During her years in Clayton, she counted among her friends the Thousand Islands watercolorists Hans Junga and Gladys White. She was regularly active in the classes and activities of the Thousand Islands Craft School (now the T.I. Arts Center). Once she had relocated to Vermont, she reveled in the Shelburne Museum and the galleries of Shelburne. Her granddaughter, Maren and Maren’s husband Dominic are active in Vermont theater, and Mimi was delighted to be close to that work to the very end of her life. She also engaged regularly from a distance with her grandson Liam, in the Midwest, discussing their mutual love of big band and swing music. Liam said, “She taught me who Gene Krupa was.” While Maren’s focus was theater arts, close to her own arts orientation, Mimi’s children and two of her grandchildren followed various science disciplines and Mimi made the effort to embrace those interests. To very near the end of her life, Mimi remained close to granddaughter Elizabeth in California, discussing climate and environmental matters with her (and science aside, encouraging her baking hobby).

Mimi’s short memoir talks of meeting Red Langdon in Black River High School, in 1937, where she noted humorously “… I had set my cap, as they say, for Red and pursued him shamelessly.” She succeeded, and they did marry at the Episcopal Church in Watertown, but not until late 1944 after Mimi’s service at Pine Camp, and Red’s US Army Air Corps service in the South Pacific; and raised a son and a daughter in Irondequoit, near Rochester.
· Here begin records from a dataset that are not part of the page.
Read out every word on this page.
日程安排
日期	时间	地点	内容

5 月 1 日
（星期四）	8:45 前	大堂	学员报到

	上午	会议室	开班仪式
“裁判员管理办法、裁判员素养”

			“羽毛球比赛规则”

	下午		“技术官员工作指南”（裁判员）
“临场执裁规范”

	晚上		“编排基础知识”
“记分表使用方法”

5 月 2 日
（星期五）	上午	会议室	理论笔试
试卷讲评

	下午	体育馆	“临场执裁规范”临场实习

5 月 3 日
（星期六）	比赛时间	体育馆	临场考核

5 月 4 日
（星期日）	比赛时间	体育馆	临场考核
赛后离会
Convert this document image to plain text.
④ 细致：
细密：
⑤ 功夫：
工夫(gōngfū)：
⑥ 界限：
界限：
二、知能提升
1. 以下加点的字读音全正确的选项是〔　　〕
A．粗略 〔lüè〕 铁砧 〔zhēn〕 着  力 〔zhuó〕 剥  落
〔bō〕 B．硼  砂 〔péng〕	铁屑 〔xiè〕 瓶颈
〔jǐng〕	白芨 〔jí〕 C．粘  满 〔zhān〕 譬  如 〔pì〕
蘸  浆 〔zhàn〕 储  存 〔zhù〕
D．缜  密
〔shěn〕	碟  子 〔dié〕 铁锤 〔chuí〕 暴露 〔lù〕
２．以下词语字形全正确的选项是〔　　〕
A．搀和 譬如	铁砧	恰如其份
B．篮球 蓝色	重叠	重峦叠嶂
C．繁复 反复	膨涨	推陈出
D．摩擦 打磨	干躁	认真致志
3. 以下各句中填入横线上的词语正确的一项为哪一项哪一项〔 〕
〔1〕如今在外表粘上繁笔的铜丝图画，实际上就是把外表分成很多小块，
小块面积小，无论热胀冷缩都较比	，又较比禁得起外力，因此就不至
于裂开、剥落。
The cottage on Steele’s Point, Clayton, was a focal point for the children and extended family for years and remained so for the next generation of the family, to the day that Mimi made the decision to go to Vermont. While there, the first two of her great-grandchildren were born and became the new focus of her affection. The children loved to play games with her, talk her hear off and read books with her, reminding their mother of her own childhood with Mimi. Oliver, in particular, loved to curl in her lap. While still quite young, Gracelyn and Oliver gave her back the spark of youth even, and perhaps especially, during the COVID pandemic when they visited her through the glass of the senior residence in Montpelier. Alas, she never met John, her third great-grandchild, who was born the month prior to her passing.

Mimi Langdon’s remains will be interred with those of her husband, her mother and her stepfather in the family plot at Grove Cemetery, La Fargeville. A gravesite memorial will occur 1 p.m. Aug. 17, 2022.

Arrangements are being made through Cummings Funeral Service, Inc., Clayton, New York.

Online condolences to her family may be posted at www.cummingsfuneral.com.